Another lawsuit, filed on the heels of the compromise, sought to force integration on a regional basis, without regard for county or school district lines. It ultimately failed, although the Supreme Court recognized that the area was strongly segregated on racial lines, largely as a result of deliberate actions by local governments and others in power.
‘Substantial variations across schools’
Numbers never tell the whole story, but they are a good place to start. A couple of years ago, APS commissioned researchers at Georgia State to perform an “equity audit.” It looked at the demographics of the area served by APS, the student population, how the district allocated its resources and some measures of teacher and student performance.
The study found “substantial variations across schools” on teacher quality, academic programs, student achievement, financial resources (particularly PTA and foundation funds), even playgrounds.
Within APS’ boundaries, 40 percent of residents are white. But only 15 percent of students attending APS schools are white, suggesting that many white parents (as well as some black ones) send their kids to private schools.
In the Grady cluster, 45 percent of students are white, and in the North Atlanta cluster, 48 percent. Those clusters also show by far the highest incomes (more than one-third of households make $100,000-plus) and the highest educational attainment among adults (upwards of two-thirds have college degrees).
Many of those factors are beyond educators’ control. When it comes to how the district allocates its resources and deals with students, differences persist, but they don’t all cut one way.
APS spends about $8,000 a year per student on instruction, according to figures compiled by the Georgia Department of Education.That’s considerably more than the nearby suburban districts — a typical pattern, driven partly by federal funding formulas.
‘We need to quit pretending’
Within APS, the district spends moderately more per student in the clusters with the most eonomically disadvantaged kids. The issue, said Dr. C. Kevin Fortner, the lead GSU researcher on the equity audit, is this: given how far behind many of them are, should the district pour an even greater share of its resources into educating them?
It’s a question that bedevils urban school systems across the country, he said. And it’s politically charged: parents in areas that resemble the Grady and North Atlanta clusters can get affronted if too many resources are diverted elsewhere.
“The answers don’t get any easier,” Fortner said. “All school districts need to think about redistribution, not just of money but of the best people.”
The audit found modest differences in experience levels of teachers and principals in the various APS clusters, with Grady and North Atlanta enjoying an advantage.
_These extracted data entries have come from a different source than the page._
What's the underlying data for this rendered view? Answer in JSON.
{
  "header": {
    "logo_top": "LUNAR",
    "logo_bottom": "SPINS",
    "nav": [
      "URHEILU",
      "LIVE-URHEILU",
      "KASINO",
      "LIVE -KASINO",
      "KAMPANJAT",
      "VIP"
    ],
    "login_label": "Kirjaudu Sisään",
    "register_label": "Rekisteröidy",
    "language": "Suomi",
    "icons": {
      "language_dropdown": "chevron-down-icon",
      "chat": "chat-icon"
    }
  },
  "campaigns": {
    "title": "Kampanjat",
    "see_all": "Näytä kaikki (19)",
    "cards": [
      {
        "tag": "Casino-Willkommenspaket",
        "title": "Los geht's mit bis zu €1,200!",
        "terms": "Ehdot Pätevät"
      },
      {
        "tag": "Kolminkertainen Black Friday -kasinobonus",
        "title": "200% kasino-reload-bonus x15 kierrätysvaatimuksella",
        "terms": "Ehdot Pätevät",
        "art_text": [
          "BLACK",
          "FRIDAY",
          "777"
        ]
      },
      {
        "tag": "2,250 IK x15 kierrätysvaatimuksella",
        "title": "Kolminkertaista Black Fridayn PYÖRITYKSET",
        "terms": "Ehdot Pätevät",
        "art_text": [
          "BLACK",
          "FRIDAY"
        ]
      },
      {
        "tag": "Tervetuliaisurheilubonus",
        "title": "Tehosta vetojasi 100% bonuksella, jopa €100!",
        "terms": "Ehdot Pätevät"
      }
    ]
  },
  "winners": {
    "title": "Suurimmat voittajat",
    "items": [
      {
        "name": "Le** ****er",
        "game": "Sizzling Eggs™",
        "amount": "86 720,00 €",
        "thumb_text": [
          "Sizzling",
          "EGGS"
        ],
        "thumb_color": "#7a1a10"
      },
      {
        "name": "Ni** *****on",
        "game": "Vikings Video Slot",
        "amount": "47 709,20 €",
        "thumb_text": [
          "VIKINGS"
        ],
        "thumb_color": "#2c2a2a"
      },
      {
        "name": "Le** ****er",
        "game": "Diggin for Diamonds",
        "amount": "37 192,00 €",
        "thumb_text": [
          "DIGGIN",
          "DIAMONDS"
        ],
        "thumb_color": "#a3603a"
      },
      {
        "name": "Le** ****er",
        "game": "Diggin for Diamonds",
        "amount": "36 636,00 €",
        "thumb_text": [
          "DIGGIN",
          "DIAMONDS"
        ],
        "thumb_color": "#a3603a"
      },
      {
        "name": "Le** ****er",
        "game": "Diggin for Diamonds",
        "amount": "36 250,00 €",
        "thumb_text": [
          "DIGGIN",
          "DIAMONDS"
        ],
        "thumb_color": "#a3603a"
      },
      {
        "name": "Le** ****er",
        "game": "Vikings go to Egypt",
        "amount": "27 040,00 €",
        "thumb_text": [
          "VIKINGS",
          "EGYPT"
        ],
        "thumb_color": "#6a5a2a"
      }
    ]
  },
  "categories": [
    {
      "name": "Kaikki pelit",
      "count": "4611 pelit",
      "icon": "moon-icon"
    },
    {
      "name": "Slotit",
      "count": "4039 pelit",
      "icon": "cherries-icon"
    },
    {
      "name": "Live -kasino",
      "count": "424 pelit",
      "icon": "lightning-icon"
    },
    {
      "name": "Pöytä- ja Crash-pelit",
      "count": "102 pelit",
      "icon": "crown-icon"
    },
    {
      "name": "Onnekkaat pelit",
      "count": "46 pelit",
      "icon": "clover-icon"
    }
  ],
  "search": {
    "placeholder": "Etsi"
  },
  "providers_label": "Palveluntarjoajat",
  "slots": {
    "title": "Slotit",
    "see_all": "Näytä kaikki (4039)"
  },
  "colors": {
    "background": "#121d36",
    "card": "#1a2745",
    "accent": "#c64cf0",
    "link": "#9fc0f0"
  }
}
To reverse that pattern, should teachers be paid a lot more to teach in the schools where kids are farthest behind?
Sorting out such matters “is going to take some bravery and some creative thinking,” Fortner said.
And schools face an even bigger challenge, he said: “We need to quit pretending that schools are going to overcome, by themselves, the inequities in society.”
Being realistic doesn’t mean giving up on the kids, he said. “We should have the highest expectations as far as a commitment to educate every child.”
But insisting, as a starting point, that schools can be expected to overcome even the most extreme deficits is simply dishonest, Fortner said. “Even the best schools are not equipped to overcome severe poverty or abuse.”